1. Field of the Invention
Embodiments of the present invention relate to the field of class loading in a Java Virtual Machine environment. More particularly, embodiments of the present invention relate generally to shared code-sources in the Java Virtual Machine environment.
2. Related Art
Java programs are composed of named classes (e.g., “java.lang.String”) and other data is referred to as resource data (e.g., “resource”. Classes and resources are loaded into a Java Virtual Machine (JVM) by a class loader. Each class loader contains one or more code-sources (e.g., class or resources archives, such as “.jar” or “.zip” files) from which to obtain class files that are converted into class instances or resource data for application use. Class and resource names are prefixed by a “package” name, such as “java.lang” for the “String” class. Generally, many classes share a package name.
The term “class loading” refers to the process of locating the bytes for a given class name and converting them into a Java class instance. All “java.lang.Class” instances within a JVM start life as an array of bytes structured in the class format defined by the JVM specification.
Class loading is performed by the JVM during the startup process, and subsequently by subclasses of the “java.lang.ClassLoader” class. These “classloaders” provide an abstraction that allows the JVM to load classes without any knowledge of where the class bytes come from. This enables both local and remote storage as well as dynamic class generation. Furthermore, class loaders provide “dynamic-loading” capabilities that provide a great deal of extensibility to the Java language and are the basis for the mobile code capabilities of the Java language. In addition to loading classes, classloaders can be used to load native code (e.g., .dll files).
A classloader is a subclass of the “java.lang.ClassLoader” class that is responsible for loading classes. In a JVM environment class loaders are arranged in a tree hierarchy, where each class loader has a single parent. Each class loader is designed to work with one or more code-sources. For example, each classloader contains one or more code-sources that are class or resource archives (e.g., jars, zip files, etc.) from which to obtain class files to convert into class instances or resource data for application use.
A code-source is a root location from which the classloader searches for classes. Although the name implies the loading of classes only, class loaders can be used to load any file from the configured code-sources using, for example, the “getResource” and “getResourceAsStream” methods. Code-sources can be defined to represent physical storage of binary class files, java sources that must first be compiled, or even classes generated on the fly. For example, a code-source can be a directory, a zip file, a jar file, etc. A classloader uses each code-source, along with a class package name, to define a location to search for classes.
When a class load event occurs, a class loader is selected (e.g., the “initiating” classloader) to search for the class. In a standard search algorithm, the classloader searches up the parent chain in the classloader tree of the JVM environment before searching for the class in the initiating classloader. Each loader visited during the search must consult its list of code-sources to try to find the class. The classloader that locates and converts the class file into a class instance is referred to as the “defining” loader. The first matching class is returned. Once loaded, the class is added to a cache that is used to short-circuit the search process, thus avoiding code-source consultation.

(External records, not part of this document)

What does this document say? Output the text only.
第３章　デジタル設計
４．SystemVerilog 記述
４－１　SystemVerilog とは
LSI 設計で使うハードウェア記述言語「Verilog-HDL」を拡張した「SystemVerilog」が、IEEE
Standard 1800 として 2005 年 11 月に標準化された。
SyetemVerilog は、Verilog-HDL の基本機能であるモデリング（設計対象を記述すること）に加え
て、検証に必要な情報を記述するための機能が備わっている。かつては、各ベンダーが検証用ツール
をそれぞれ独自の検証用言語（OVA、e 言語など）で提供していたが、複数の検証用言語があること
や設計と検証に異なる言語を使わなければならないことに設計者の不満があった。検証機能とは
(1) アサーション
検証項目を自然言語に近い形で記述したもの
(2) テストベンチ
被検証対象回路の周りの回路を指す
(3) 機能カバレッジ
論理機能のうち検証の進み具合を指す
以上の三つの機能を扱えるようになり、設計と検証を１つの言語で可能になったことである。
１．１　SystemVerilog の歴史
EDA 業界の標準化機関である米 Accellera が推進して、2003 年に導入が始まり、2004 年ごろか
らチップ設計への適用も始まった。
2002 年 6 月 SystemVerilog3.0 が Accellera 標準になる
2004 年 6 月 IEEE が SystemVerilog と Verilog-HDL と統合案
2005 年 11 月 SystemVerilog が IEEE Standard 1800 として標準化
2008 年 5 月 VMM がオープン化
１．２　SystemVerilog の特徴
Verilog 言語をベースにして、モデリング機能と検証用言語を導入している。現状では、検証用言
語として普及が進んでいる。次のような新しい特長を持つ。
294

In complex JVM environment that contain multiple class loaders, it is relatively common for multiple class loaders to be configured with the same code-source. For example, for a given class with name “N”, only one instance of class N may exist within a given classloader. However, the same class can be loaded by two different classloaders. In this case, the JVM will consider each class to be further qualified by the ClassLoader instance that loaded it.
When this occurs within the JVM environment, each class loader that opens and manages the code source containing class N, does so separately. This consumes scarce operating system resource.